The round was led by Bain Capital Ventures (BCV) with participation from individual investors.
The company says the funding will be used to expand the team and build a computing platform to run Polars efficiently at any scale.
Polars: Rust-based DataFrame library
Ritchie Vink and Chiel Peters founded Polars with the goal of bringing high-performance scientific and numeric data processing to the laptop.
“What started as a pet project of mine in 2020 has grown beyond my expectations, thanks to the open-source community,” said Vink. “Now, with the support of our investors and our community, we will focus on offering managed environments, improving cloud connectors, and supporting the many companies that already use Polars.”
The platform empowers data scientists and engineers to analyse large DataFrames without having to set up and maintain a distributed computing cluster.
According to the company claims, it is one of the fastest DataFrame libraries in existence and one of the fastest-growing data processing projects on GitHub.
The Polars OSS is MIT-licensed and the company will continue to sponsor and accelerate the open-source development of the company.
The Investor
Bain Capital Ventures helps founders build businesses that transform the way we live and work.
The VC invests in B2B software startups from seed to growth across four domains — Fintech, Commerce, Apps, and Infra.
For over 20 years and with over $10B under management, BCV has helped launch and commercialise more than 400 companies, including Attentive, Bloomreach, Clari, Docusign, Flywire, LinkedIn, Moveworks, Rapid7, and Redis.
BCV has offices in San Francisco, Palo Alto, New York, and Boston.

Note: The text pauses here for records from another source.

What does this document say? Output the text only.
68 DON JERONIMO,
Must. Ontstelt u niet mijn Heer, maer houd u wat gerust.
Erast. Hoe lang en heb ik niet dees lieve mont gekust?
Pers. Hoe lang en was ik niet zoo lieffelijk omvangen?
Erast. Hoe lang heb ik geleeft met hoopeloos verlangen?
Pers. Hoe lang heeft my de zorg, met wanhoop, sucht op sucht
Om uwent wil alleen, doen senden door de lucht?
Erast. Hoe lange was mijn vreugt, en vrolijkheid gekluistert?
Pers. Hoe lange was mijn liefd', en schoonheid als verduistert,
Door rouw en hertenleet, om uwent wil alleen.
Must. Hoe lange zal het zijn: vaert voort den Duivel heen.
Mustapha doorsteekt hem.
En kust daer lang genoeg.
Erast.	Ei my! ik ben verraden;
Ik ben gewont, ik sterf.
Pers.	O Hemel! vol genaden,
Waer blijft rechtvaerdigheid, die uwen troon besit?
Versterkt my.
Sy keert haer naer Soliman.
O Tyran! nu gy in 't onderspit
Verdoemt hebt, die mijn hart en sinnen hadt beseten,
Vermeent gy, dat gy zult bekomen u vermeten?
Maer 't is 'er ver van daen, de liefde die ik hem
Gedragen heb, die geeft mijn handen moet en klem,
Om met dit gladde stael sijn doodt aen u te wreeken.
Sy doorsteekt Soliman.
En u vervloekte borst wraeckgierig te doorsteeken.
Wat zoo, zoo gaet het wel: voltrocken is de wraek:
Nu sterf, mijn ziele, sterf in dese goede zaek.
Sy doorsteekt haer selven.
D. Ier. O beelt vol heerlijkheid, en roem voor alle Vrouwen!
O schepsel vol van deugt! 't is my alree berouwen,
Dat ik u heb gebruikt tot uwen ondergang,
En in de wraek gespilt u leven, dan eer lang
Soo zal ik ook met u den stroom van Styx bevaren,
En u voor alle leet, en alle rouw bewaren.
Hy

“Polars will let data scientists and engineers focus more on their code and less on infrastructure,” says Slater Stich, Partner at BCV.
“Historically, data teams have faced a big leap in infrastructure complexity once the DataFrames they’re working with grow beyond a few gigabytes in size. Polars gives those teams a high-performance library that handles much larger data sets, even on a single node. Polars is easy to adopt for data practitioners who are already familiar with Pandas or R DataFrames,” adds Stich.